On my amplifier, it didn’t work to use the positive terminals of the “B” set of speakers. So instead I wired the third speaker directly with the “A” set already connected to the amp. Sure enough, it worked. That is also how Eno indicates it should be connected- see http://music.hyperreal.org/artists/brian_eno/onland-txt.html. So I guess that’s the only way it can work.

I situated the third speaker behind the couch, similar again to his diagram.

The result is, it’s been a lot of fun experiencing this pseudo surround sound. For albums with a lot of things happening in different channels, it’s been a real blast. The Flaming Lips’ Soft Bulletin now spawns an infinite dimension behind my head. Tujiko Noriko’s self-titled celebration of electronic avant-pop whirrs and whizzes around in the room.
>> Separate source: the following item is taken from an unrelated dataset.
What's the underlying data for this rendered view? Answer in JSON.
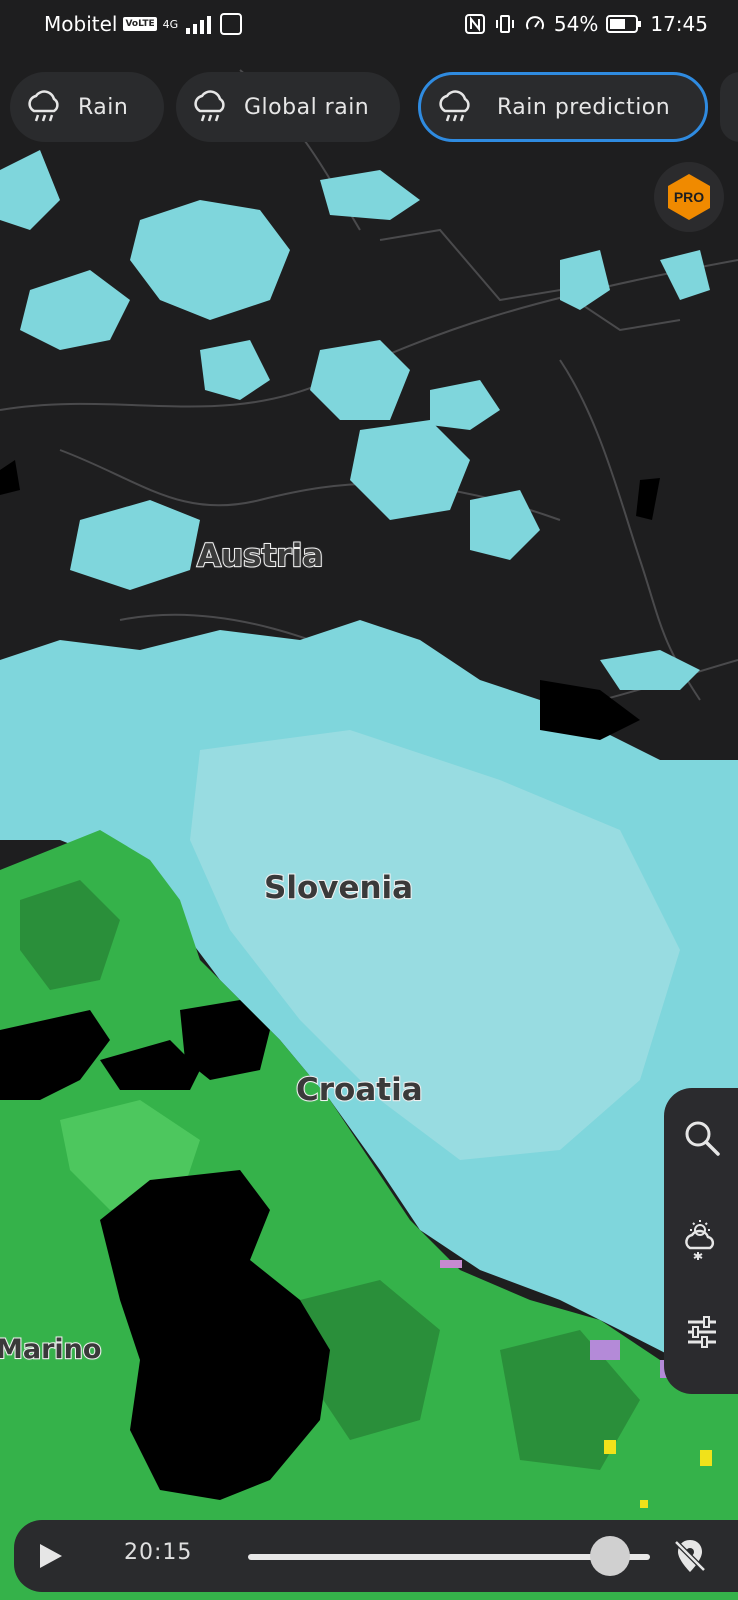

Bitchin’ Bajas Baja Fresh imparts a feeling like floating in space, calming and slightly disorienting. And yeah, Eno’s On Land is infinitely more fun, offering secret nooks and corners buried in the mix that make you feel like wandering around an island in the dark stubbing toes on roots and rocks.
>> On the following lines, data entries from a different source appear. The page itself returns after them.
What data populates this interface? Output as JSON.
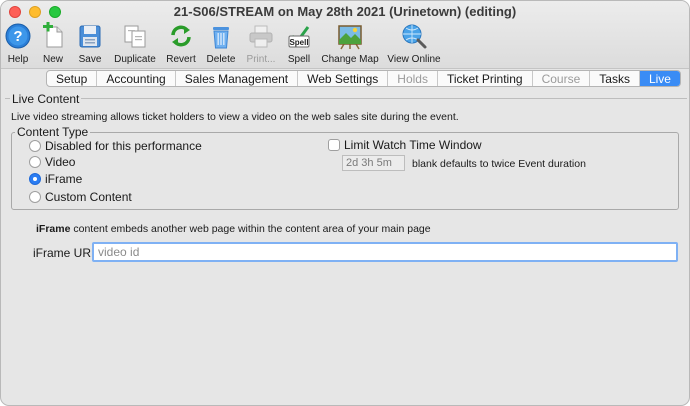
{
  "window": {
    "title": "21-S06/STREAM on May 28th 2021 (Urinetown) (editing)"
  },
  "toolbar": {
    "help": "Help",
    "new": "New",
    "save": "Save",
    "duplicate": "Duplicate",
    "revert": "Revert",
    "delete": "Delete",
    "print": "Print...",
    "spell": "Spell",
    "spell_badge": "Spell",
    "change_map": "Change Map",
    "view_online": "View Online"
  },
  "tabs": {
    "setup": "Setup",
    "accounting": "Accounting",
    "sales_management": "Sales Management",
    "web_settings": "Web Settings",
    "holds": "Holds",
    "ticket_printing": "Ticket Printing",
    "course": "Course",
    "tasks": "Tasks",
    "live": "Live",
    "active": "Live",
    "disabled": [
      "Holds",
      "Course"
    ]
  },
  "live": {
    "section_title": "Live Content",
    "description": "Live video streaming allows ticket holders to view a video on the web sales site during the event.",
    "content_type": {
      "title": "Content Type",
      "options": {
        "disabled": "Disabled for this performance",
        "video": "Video",
        "iframe": "iFrame",
        "custom": "Custom Content"
      },
      "selected": "iFrame"
    },
    "limit_watch": {
      "label": "Limit Watch Time Window",
      "checked": false,
      "duration_value": "2d 3h 5m",
      "hint": "blank defaults to twice Event duration"
    },
    "iframe_note_bold": "iFrame",
    "iframe_note_rest": " content embeds another web page within the content area of your main page",
    "iframe_url_label": "iFrame URL",
    "iframe_url_value": "",
    "iframe_url_placeholder": "video id"
  },
  "colors": {
    "accent": "#3a8cf5",
    "window_bg": "#e6e6e6"
  }
}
I also confirmed mono albums send nothing to the speaker. If a recording has extreme stereo separation, the opposite is true. If you listen to rough mixes of the Beatles’ early three-track recordings (as found on the Anthologies) or a stereo version of their first, Please Please Me, this setup adds basically a mono channel behind you.

Since low frequencies are rarely confined to one channel or the other, your third speaker doesn’t have to be a big, full-ranged one. A satellite will do. for the most part you’ll hear mids and highs in the third speaker.

Anyway, it’s been a fun, cheap way to hear familiar albums like new again, something you might enjoy doing with your old gear while in lockdown.